I'm no lawyer, but I'm almost 100% sure there is no "uniform manner of evaluating" plea bargains. In any case - once you fire those "bad" teachers, Mike, who's going to replace them? Especially after you raise the retirement age, slash pensions, gut health care, and cut teacher pay by at least 10%?Here’s another fact this newspaper’s fact-checking feature said was "mostly true" — only 17 tenured teachers were fired for incompetence in the last decade. Christie used it to defend the elimination of tenure. The fact of 17 dismissals after trials might be true, but the question is wrong. The right question is: How many teachers leave for any reason? Maybe counseled out. Threatened with embarrassing charges. Figured the job was too tough. The answer — 50 percent in the first five years, up to 75 percent in some states.It’s like characterizing the crime problem by counting only criminal cases that actually go to a verdict when it’s known more than 90 percent of charges are resolved through plea bargains. Most teacher problems also are resolved informally, without trials, inexpensively.Christie’s spokesman, Michael Drewniak, says a comparison between plea bargains and tenure trials is "ridiculous." He says the state lacks a "uniform manner of evaluating" teachers. He also says the governor believes "the vast majority of teachers are doing great work," but blames unions for protecting "bad ones."
Read the whole thing. Braun is one of very few in the state commentariat who actually gets it.
3 comments:
You mean after all that people's won't want to be teachers? Come on they'll be lining up in droves.

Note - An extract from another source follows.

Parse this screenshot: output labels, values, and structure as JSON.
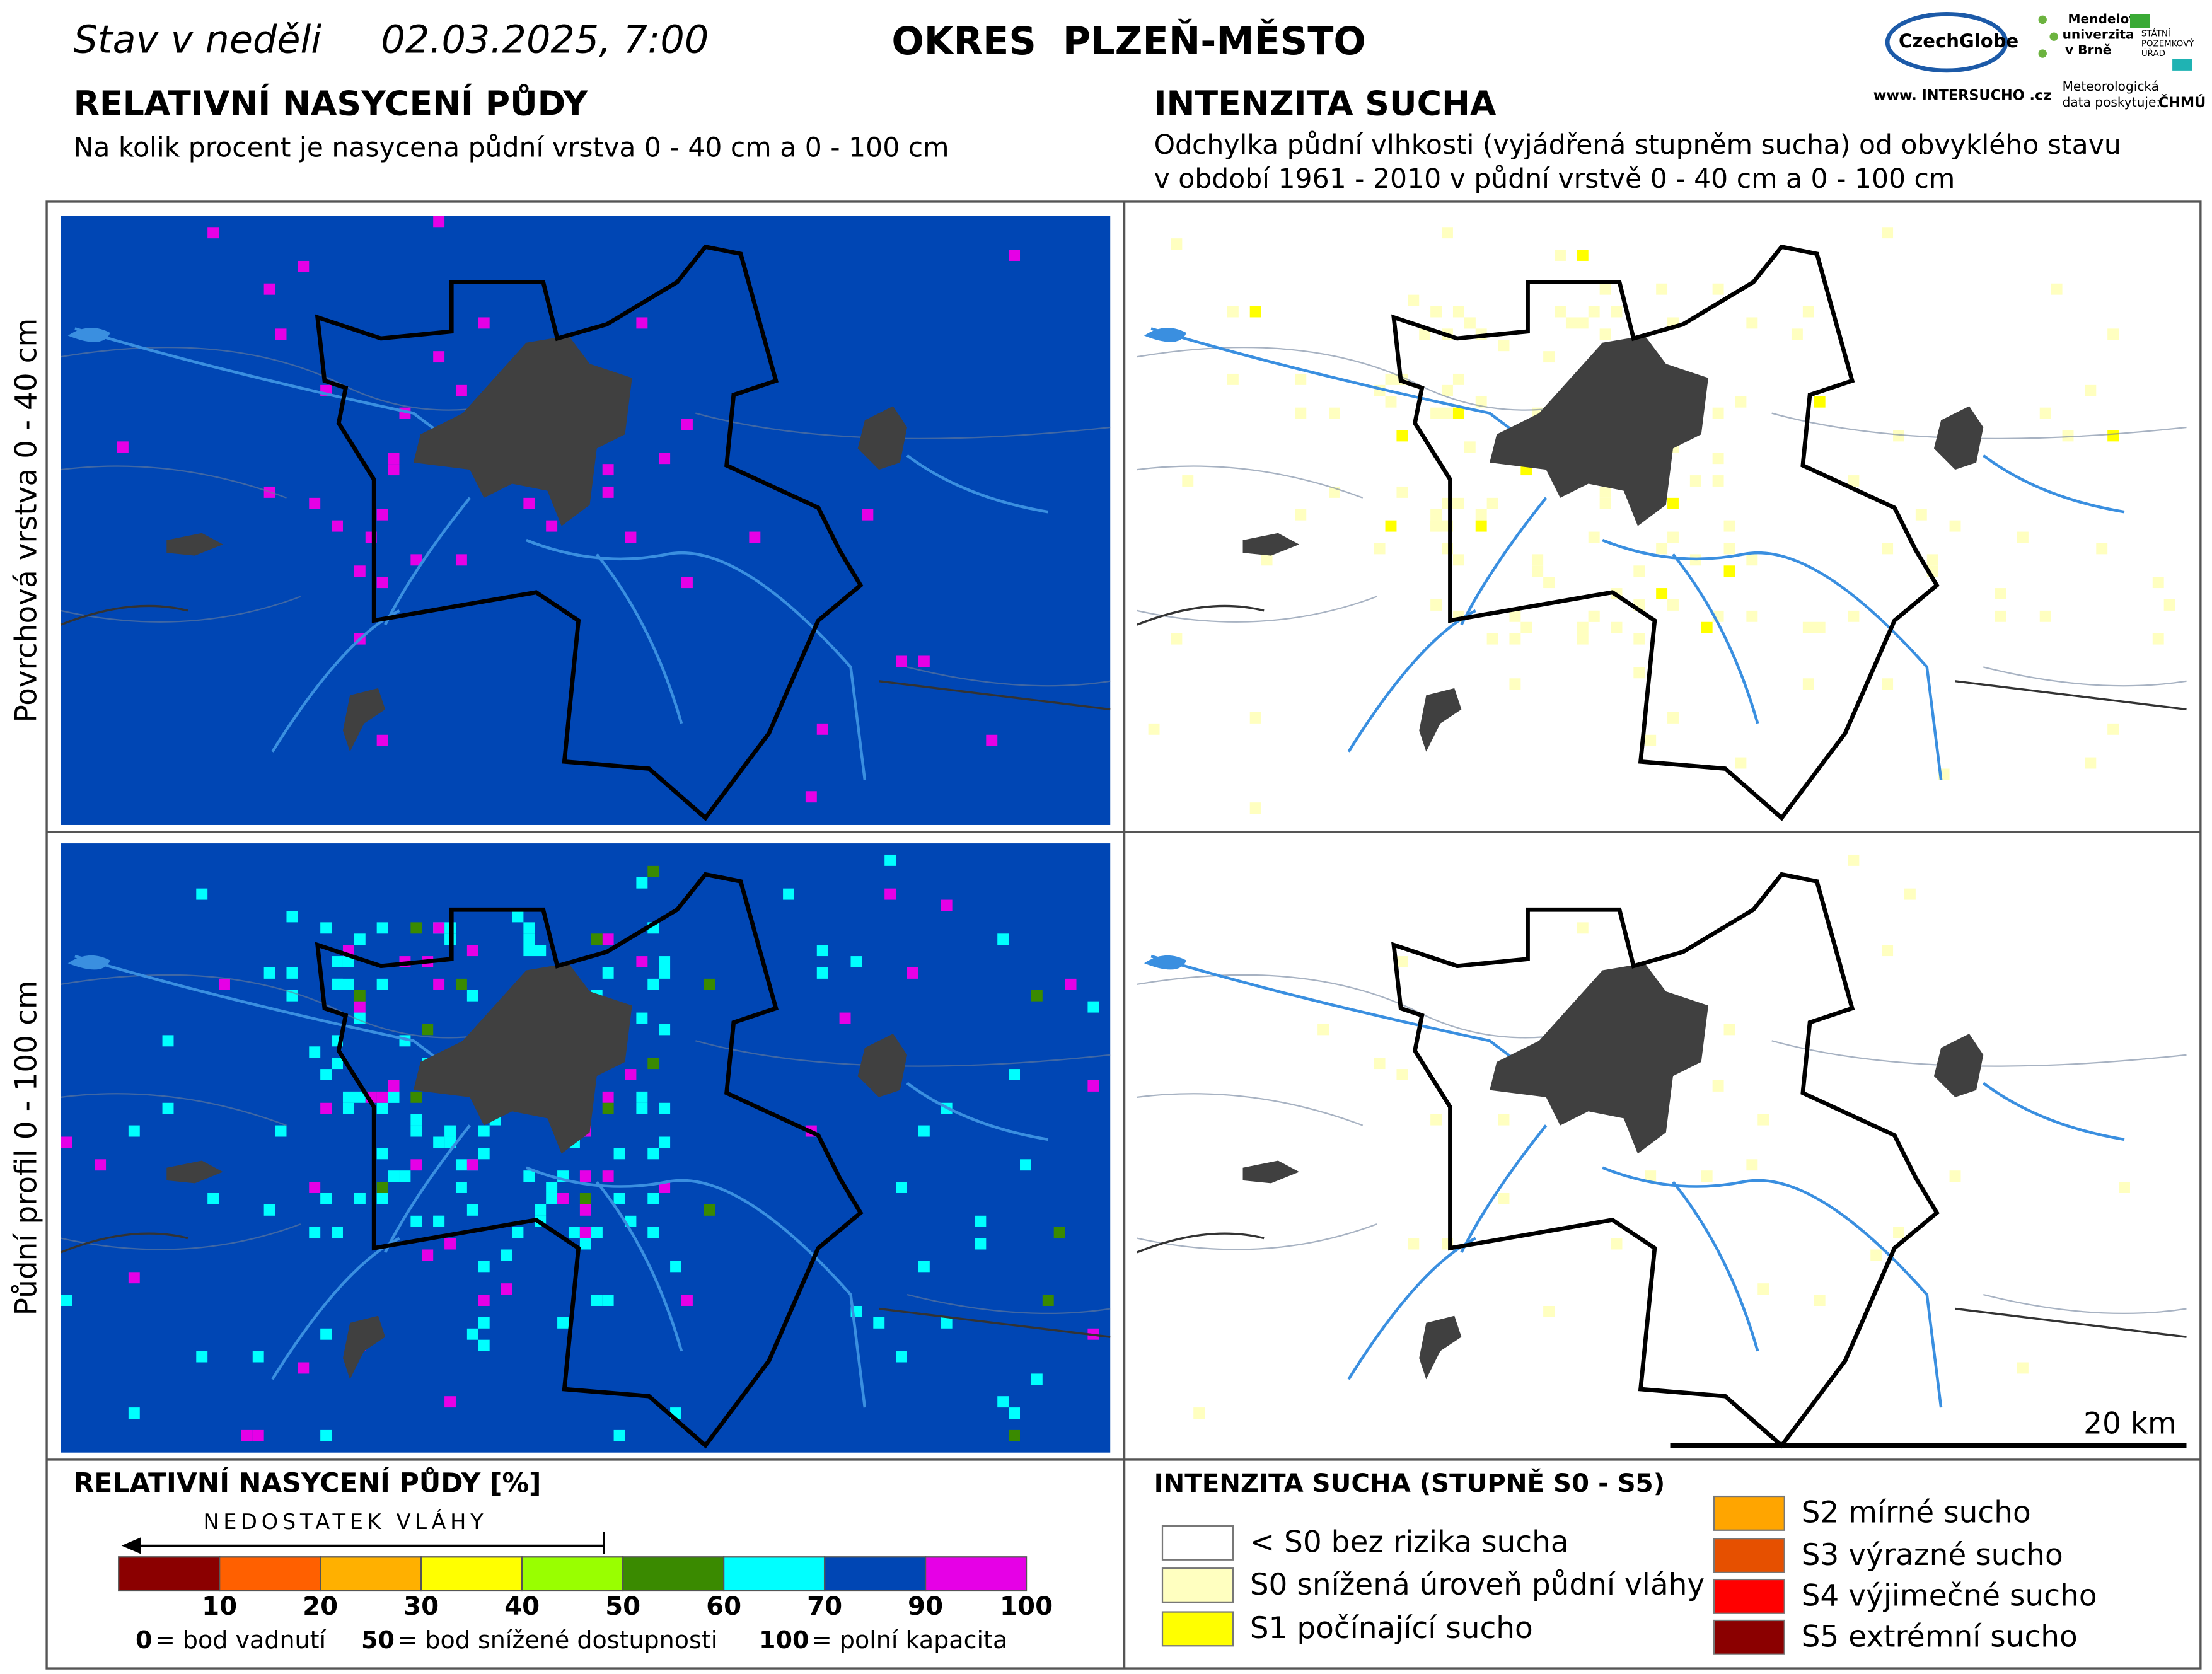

You know, there will always be plenty of people willing to take any job for any pay. Despite all the teacher bashing, there will always be people willing to "scab" to get employment. "They," AKA "management," want things this way. People will only stay in the "profession" a couple of years and "move on." Salaries can be kept low, with lousy health benefits and a cheap 401K "retirement" plan. Without a union, "they" can bring teaching salaries down to the Walmart range or lower. If "they" could "outsource" these teaching jobs, "they'd" do it in a New York minute.
Unfortunately joeswell, you're right. The awful part of this is the poorly educated students that will graduate and be incapable of finding a job once all of the teachers who work hard, and actually care, are driven from the profession. As a parent of children who have several more years of schooling, I am concerned. Fortunately, as a teacher who cares about her students as much as her own kids, I feel my kids will be the lucky ones. They at least have parents who care and are able to educate them when the public school system fails. However, with all of the cuts I am about to take to my own pay, I wonder if I will have the time since I will need another job to cover the income loss I am about to incur if this latest bill passes.